Caro piccolo,
Nel momento del tuo concepimento hai ricevuto un’anima e capisci i misteri nascosti ai saggi e ai sapienti. Tu ci conduci all’essenziale invisibile, ci sveli un segreto: che la grandezza di una vita non può essere misurata, pesata o contata. Sentendo battere il tuo cuore nel grembo di tua madre, ci inviti a smettere di passare le nostre giornate secondo i criteri esteriori del successo. Gli adulti hanno l’ossessione di riuscire nella loro vita, pochissimi si preoccupano di riuscire nella loro morte…E cos’è una vita riuscita? L’ascesa sociale e professionale, andare in una grande scuola, sposarsi, avere figli e “morire infelice per non rimpiangere nulla”, come cantava Balavoine? Queste sono tutte cose buone, ma se assolutizziamo la realizzazione visibile, tangibile e palpabile, allora non siamo riusciti nella vita…

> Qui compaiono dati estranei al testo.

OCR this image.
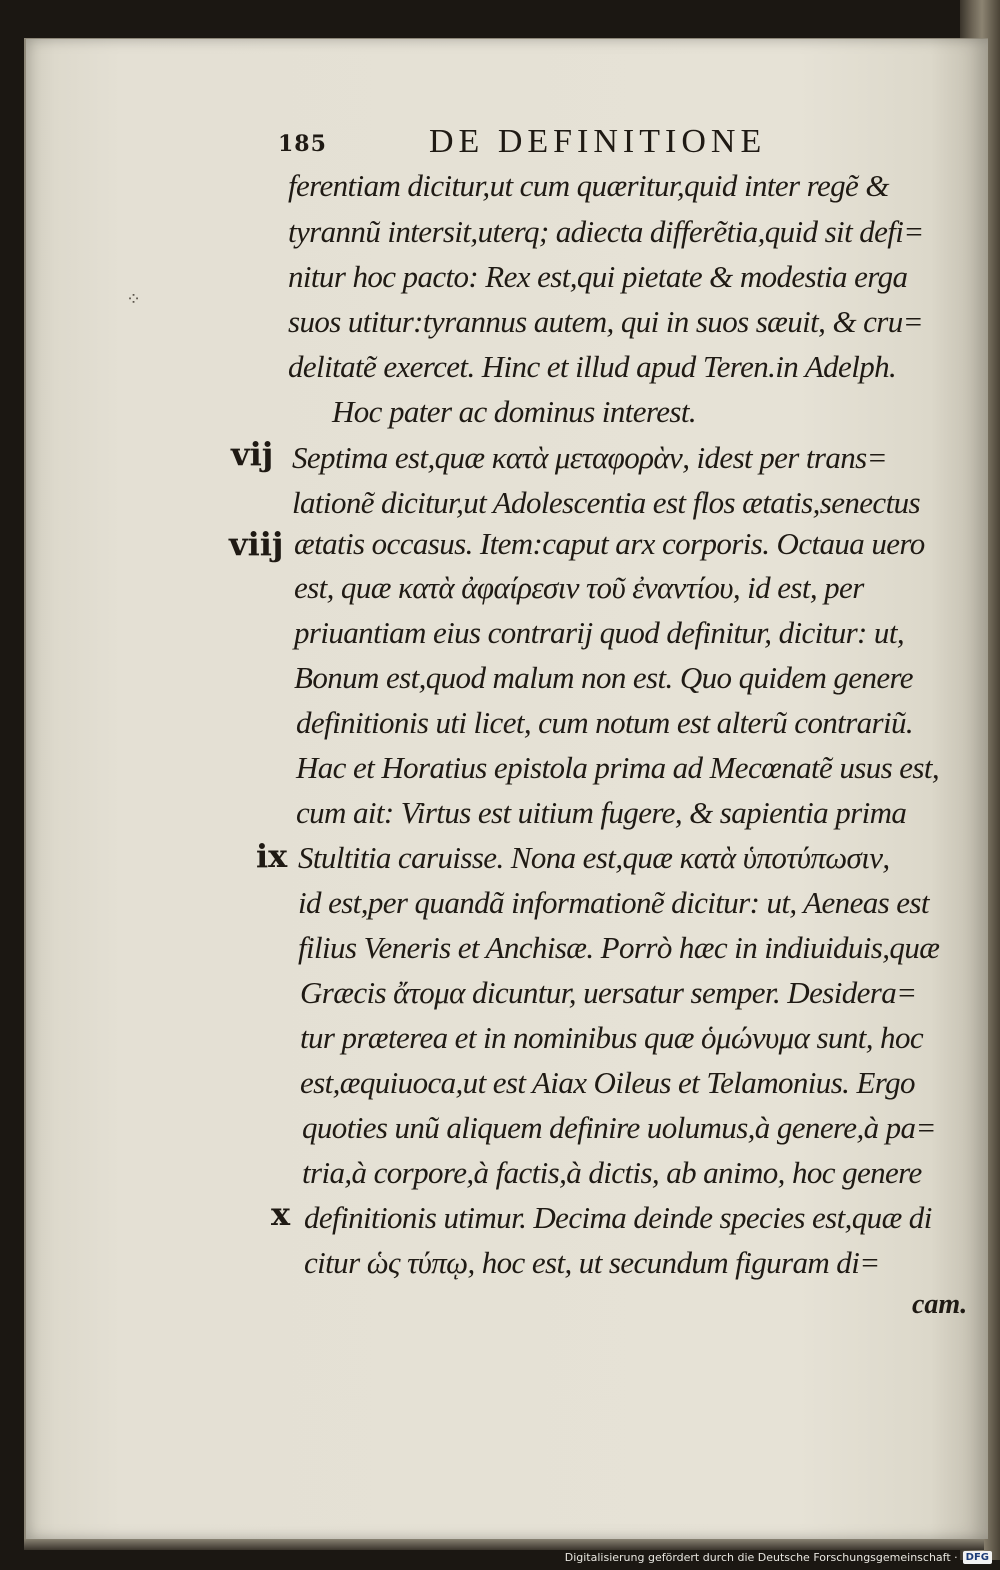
185	DE DEFINITIONE
⁘
ferentiam dicitur,ut cum quæritur,quid inter regẽ &
tyrannũ intersit,uterq; adiecta differẽtia,quid sit defi=
nitur hoc pacto: Rex est,qui pietate & modestia erga
suos utitur:tyrannus autem, qui in suos sæuit, & cru=
delitatẽ exercet. Hinc et illud apud Teren.in Adelph.
Hoc pater ac dominus interest.
Septima est,quæ κατὰ μεταφορὰν, idest per trans=
lationẽ dicitur,ut Adolescentia est flos ætatis,senectus
ætatis occasus. Item:caput arx corporis. Octaua uero
est, quæ κατὰ ἀφαίρεσιν τοῦ ἐναντίου, id est, per
priuantiam eius contrarij quod definitur, dicitur: ut,
Bonum est,quod malum non est. Quo quidem genere
definitionis uti licet, cum notum est alterũ contrariũ.
Hac et Horatius epistola prima ad Mecœnatẽ usus est,
cum ait: Virtus est uitium fugere, & sapientia prima
Stultitia caruisse. Nona est,quæ κατὰ ὑποτύπωσιν,
id est,per quandã informationẽ dicitur: ut, Aeneas est
filius Veneris et Anchisæ. Porrò hæc in indiuiduis,quæ
Græcis ἄτομα dicuntur, uersatur semper. Desidera=
tur præterea et in nominibus quæ ὁμώνυμα sunt, hoc
est,æquiuoca,ut est Aiax Oileus et Telamonius. Ergo
quoties unũ aliquem definire uolumus,à genere,à pa=
tria,à corpore,à factis,à dictis, ab animo, hoc genere
definitionis utimur. Decima deinde species est,quæ di
citur ὡς τύπῳ, hoc est, ut secundum figuram di=
cam.
vij
viij
ix
x
Digitalisierung gefördert durch die Deutsche Forschungsgemeinschaft · DFG
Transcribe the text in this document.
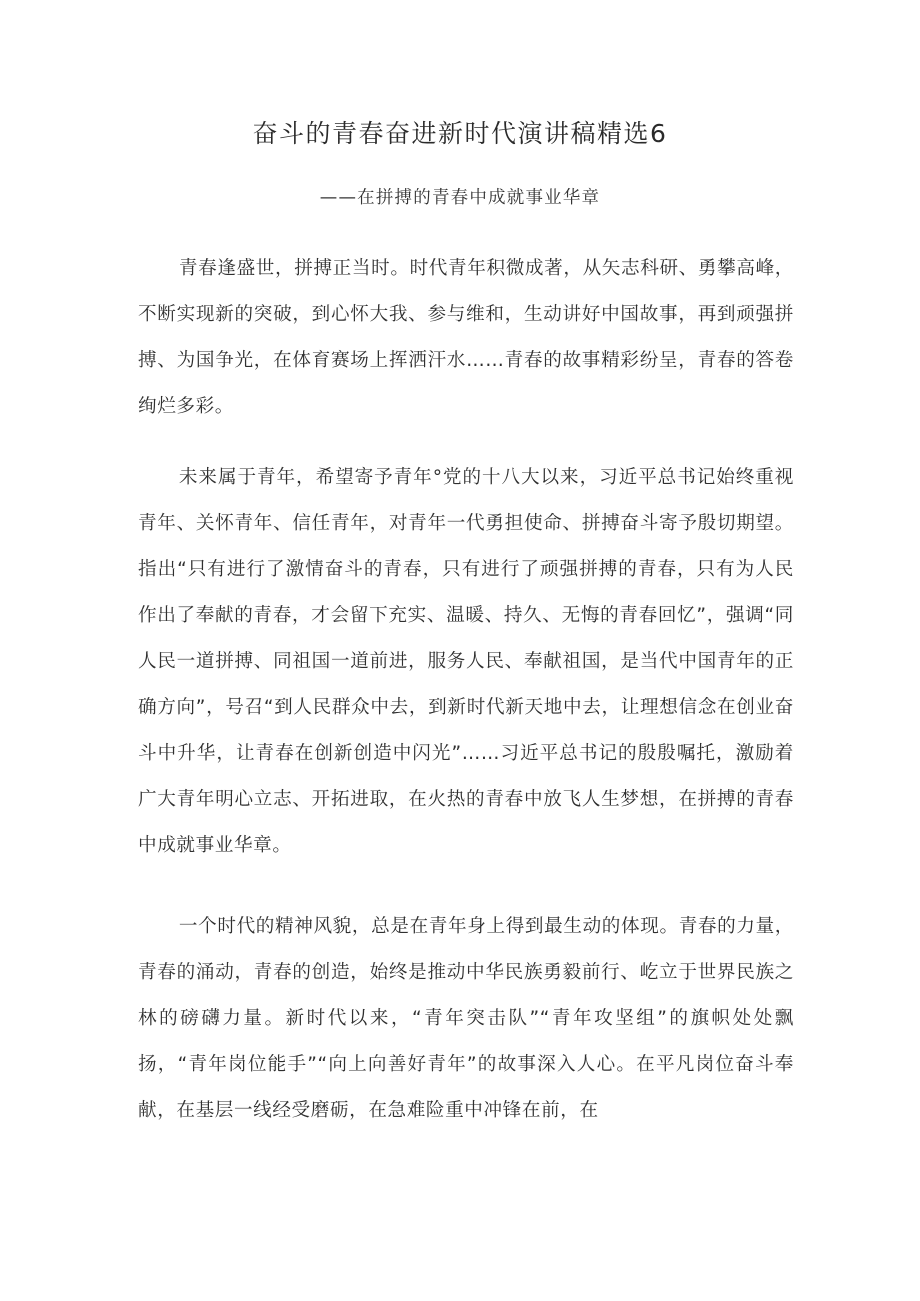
奋斗的青春奋进新时代演讲稿精选6
——在拼搏的青春中成就事业华章

青春逢盛世，拼搏正当时。时代青年积微成著，从矢志科研、勇攀高峰，不断实现新的突破，到心怀大我、参与维和，生动讲好中国故事，再到顽强拼搏、为国争光，在体育赛场上挥洒汗水……青春的故事精彩纷呈，青春的答卷绚烂多彩。

未来属于青年，希望寄予青年°党的十八大以来，习近平总书记始终重视青年、关怀青年、信任青年，对青年一代勇担使命、拼搏奋斗寄予殷切期望。指出“只有进行了激情奋斗的青春，只有进行了顽强拼搏的青春，只有为人民作出了奉献的青春，才会留下充实、温暖、持久、无悔的青春回忆”，强调“同人民一道拼搏、同祖国一道前进，服务人民、奉献祖国，是当代中国青年的正确方向”，号召“到人民群众中去，到新时代新天地中去，让理想信念在创业奋斗中升华，让青春在创新创造中闪光”……习近平总书记的殷殷嘱托，激励着广大青年明心立志、开拓进取，在火热的青春中放飞人生梦想，在拼搏的青春中成就事业华章。

一个时代的精神风貌，总是在青年身上得到最生动的体现。青春的力量，青春的涌动，青春的创造，始终是推动中华民族勇毅前行、屹立于世界民族之林的磅礴力量。新时代以来，“青年突击队”“青年攻坚组”的旗帜处处飘扬，“青年岗位能手”“向上向善好青年”的故事深入人心。在平凡岗位奋斗奉献，在基层一线经受磨砺，在急难险重中冲锋在前，在
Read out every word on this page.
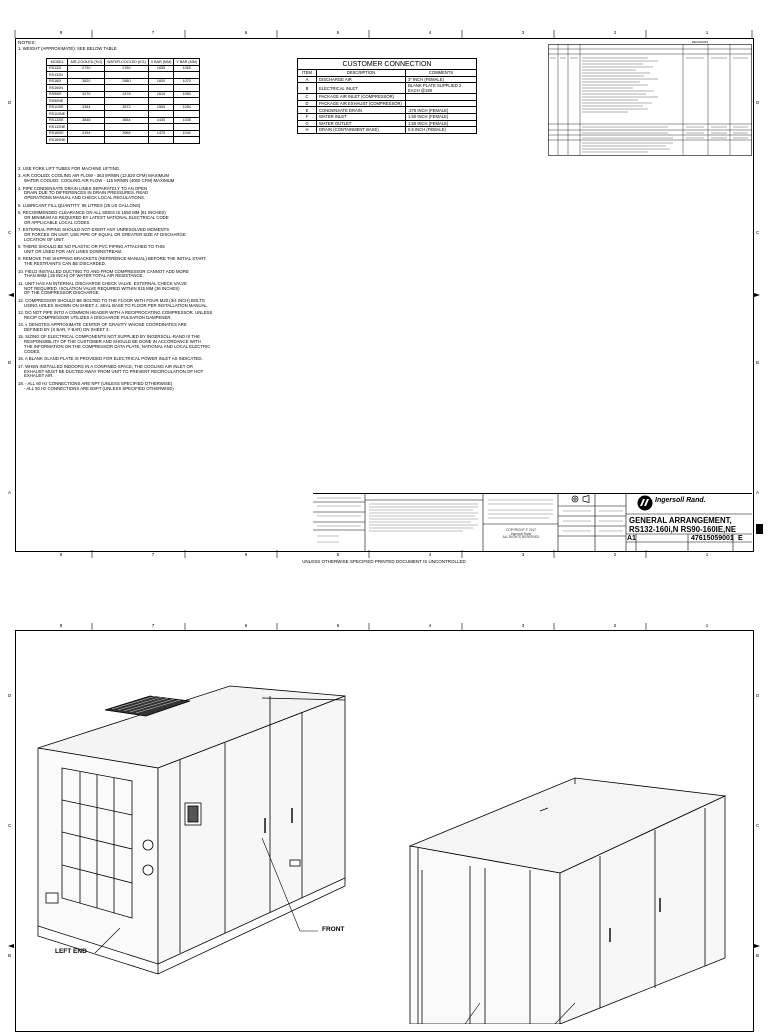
8	7	6	5	4	3	2	1
8	7	6	5	4	3	2	1
D
C
B
A
D
C
B
A
NOTES:
1. WEIGHT (APPROXIMATE): SEE BELOW TABLE
MODEL	AIR-COOLED (KG)	WATER-COOLED (KG)	X BAR (MM)	Y BAR (MM)
RS132i	2730	2780	1655	1065
RS132N				
RS160i	3820	2880	1600	1070
RS160N				
RS90IE	3270	2478	1610	1060
RS90NE				
RS110IE	3384	3572	1565	1054
RS110NE				
RS132IE	3846	3654	1430	1035
RS132NE				
RS160IE	4194	3966	1475	1040
RS160NE				
2. USE FORK LIFT TUBES FOR MACHINE LIFTING.
3. AIR COOLED: COOLING AIR FLOW - 363 M³/MIN (12,820 CFM) MAXIMUM
WATER COOLED: COOLING AIR FLOW - 115 M³/MIN (4000 CFM) MAXIMUM
4. PIPE CONDENSATE DRAIN LINES SEPARATELY TO AN OPEN
DRAIN DUE TO DIFFERENCES IN DRAIN PRESSURES. READ
OPERATIONS MANUAL AND CHECK LOCAL REGULATIONS.
5. LUBRICANT FILL QUANTITY: 95 LITRES (25 US GALLONS)
6. RECOMMENDED CLEARANCE ON ALL SIDES IS 1550 MM (61 INCHES)
OR MINIMUM AS REQUIRED BY LATEST NATIONAL ELECTRICAL CODE
OR APPLICABLE LOCAL CODES.
7. EXTERNAL PIPING SHOULD NOT EXERT ANY UNRESOLVED MOMENTS
OR FORCES ON UNIT. USE PIPE OF EQUAL OR GREATER SIZE AT DISCHARGE
LOCATION OF UNIT.
8. THERE SHOULD BE NO PLASTIC OR PVC PIPING ATTACHED TO THIS
UNIT OR USED FOR ANY LINES DOWNSTREAM.
9. REMOVE THE SHIPPING BRACKETS (REFERENCE MANUAL) BEFORE THE INITIAL START.
THE RESTRAINTS CAN BE DISCARDED.
10. FIELD INSTALLED DUCTING TO AND FROM COMPRESSOR CANNOT ADD MORE
THAN 6MM (.25 INCH) OF WATER TOTAL AIR RESISTANCE.
11. UNIT HAS AN INTERNAL DISCHARGE CHECK VALVE. EXTERNAL CHECK VALVE
NOT REQUIRED. ISOLATION VALVE REQUIRED WITHIN 915 MM (36 INCHES)
OF THE COMPRESSOR DISCHARGE.
12. COMPRESSOR SHOULD BE BOLTED TO THE FLOOR WITH FOUR M20 (3/4 INCH) BOLTS
USING HOLES SHOWN ON SHEET 4. SEAL BASE TO FLOOR PER INSTALLATION MANUAL.
13. DO NOT PIPE INTO A COMMON HEADER WITH A RECIPROCATING COMPRESSOR. UNLESS
RECIP COMPRESSOR UTILIZES A DISCHARGE PULSATION DAMPENER.
14. ◐ DENOTES APPROXIMATE CENTER OF GRAVITY WHOSE COORDINATES ARE
DEFINED BY (X BAR, Y BAR) ON SHEET 3.
15. SIZING OF ELECTRICAL COMPONENTS NOT SUPPLIED BY INGERSOLL-RAND IS THE
RESPONSIBILITY OF THE CUSTOMER AND SHOULD BE DONE IN ACCORDANCE WITH
THE INFORMATION ON THE COMPRESSOR DATA PLATE, NATIONAL AND LOCAL ELECTRIC
CODES.
16. A BLANK GLAND PLATE IS PROVIDED FOR ELECTRICAL POWER INLET AS INDICATED.
17. WHEN INSTALLED INDOORS IN A CONFINED SPACE, THE COOLING AIR INLET OR
EXHAUST MUST BE DUCTED AWAY FROM UNIT TO PREVENT RECIRCULATION OF HOT
EXHAUST AIR.
18. - ALL 60 Hz CONNECTIONS ARE NPT (UNLESS SPECIFIED OTHERWISE)
- ALL 50 Hz CONNECTIONS ARE BSPT (UNLESS SPECIFIED OTHERWISE)
CUSTOMER CONNECTION		
ITEM	DESCRIPTION	COMMENTS
A	DISCHARGE AIR	3" INCH (FEMALE)
B	ELECTRICAL INLET	BLANK PLATE SUPPLIED 2 EACH @180
C	PACKAGE AIR INLET (COMPRESSOR)	
D	PACKAGE AIR EXHAUST (COMPRESSOR)	
E	CONDENSATE DRAIN	.375 INCH (FEMALE)
F	WATER INLET	1.50 INCH (FEMALE)
G	WATER OUTLET	1.50 INCH (FEMALE)
H	DRAIN (CONTAINMENT BASE)	0.5 INCH (FEMALE)
REVISIONS
Ingersoll Rand.
GENERAL ARRANGEMENT,
RS132-160i,N RS90-160IE,NE
A1	47615059001 E
COPYRIGHT © 2017
Ingersoll Rand
ALL RIGHTS RESERVED
UNLESS OTHERWISE SPECIFIED PRINTED DOCUMENT IS UNCONTROLLED
8	7	6	5	4	3	2	1
D
C
B
D
C
B
FRONT
LEFT END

Così abbiamo mancato il valore stesso del vivere, invece tu ci affidi il tesoro delle anime semplici e preghi con il salmista questo cantico dell’infanzia (Sal 130): “Signore, il mio cuore non è orgoglioso, né il mio sguardo ambizioso; non perseguo né grandi progetti né meraviglie che mi superino. No, ma tengo la mia anima uguale e silenziosa; la mia anima è in me come un bambino, come un piccolo bambino presso sua madre. Aspetta il Signore, Israele, ora e per sempre”.
Tu ci insegni a mantenere l’anima “in pace e in silenzio”, noi che riempiamo la nostra vita di rumore. Ci insegni anche a dipendere da un altro, tu che sei legato al grembo materno, al suo respiro e al suo sangue. Troppo spesso dimentichiamo che lo spazio della nostra vita si svolge solo nel cuore di un altro, in definitiva nel Cuore di Dio e finché non lo capiremo staremo sempre stretti nel nostro cuore. Tu ci fai cogliere ciò che non è nei libri, ciò che il Signore Dio vuol dire quando rivela il Suo nome misterioso nel roveto: “Dirai al faraone, che è colui che uccide i bambini e riduce l’uomo alla sua capacità di lavoro: “Io sono Colui che Sono”.”
Dio si rivela per quello che Egli è e non prima di tutto per quello che Egli fa. Vale a dire che il Signore non si lascia misurare dai possedimenti o dalle conquiste, Dio È, molto semplicemente. Abbiamo la tendenza a dire: “Sono quello che possiedo, sono quello che faccio”, e non “Sono quello che sono”.
Piccolo bambino, tu assomigli a Dio. Ci inviti a rallegrarci di essere “servi inutili” (Lc 17, 10) in un mondo in cui l’uomo sta diventando sempre più una merce. Non “servi” a niente, come la bellezza e come l’essenziale, questa è la tua gloria inalienabile. Che grandezza è essere inutili, non essere amati prima di tutto per ciò che portiamo, ma per ciò che siamo. Dio ti ha voluto per te stesso.
Piccolo bambino, maestro di semplicità e di vita interiore, ho probabilmente perso troppo dell’infanzia, aiutami a riconquistarla attraverso la santità.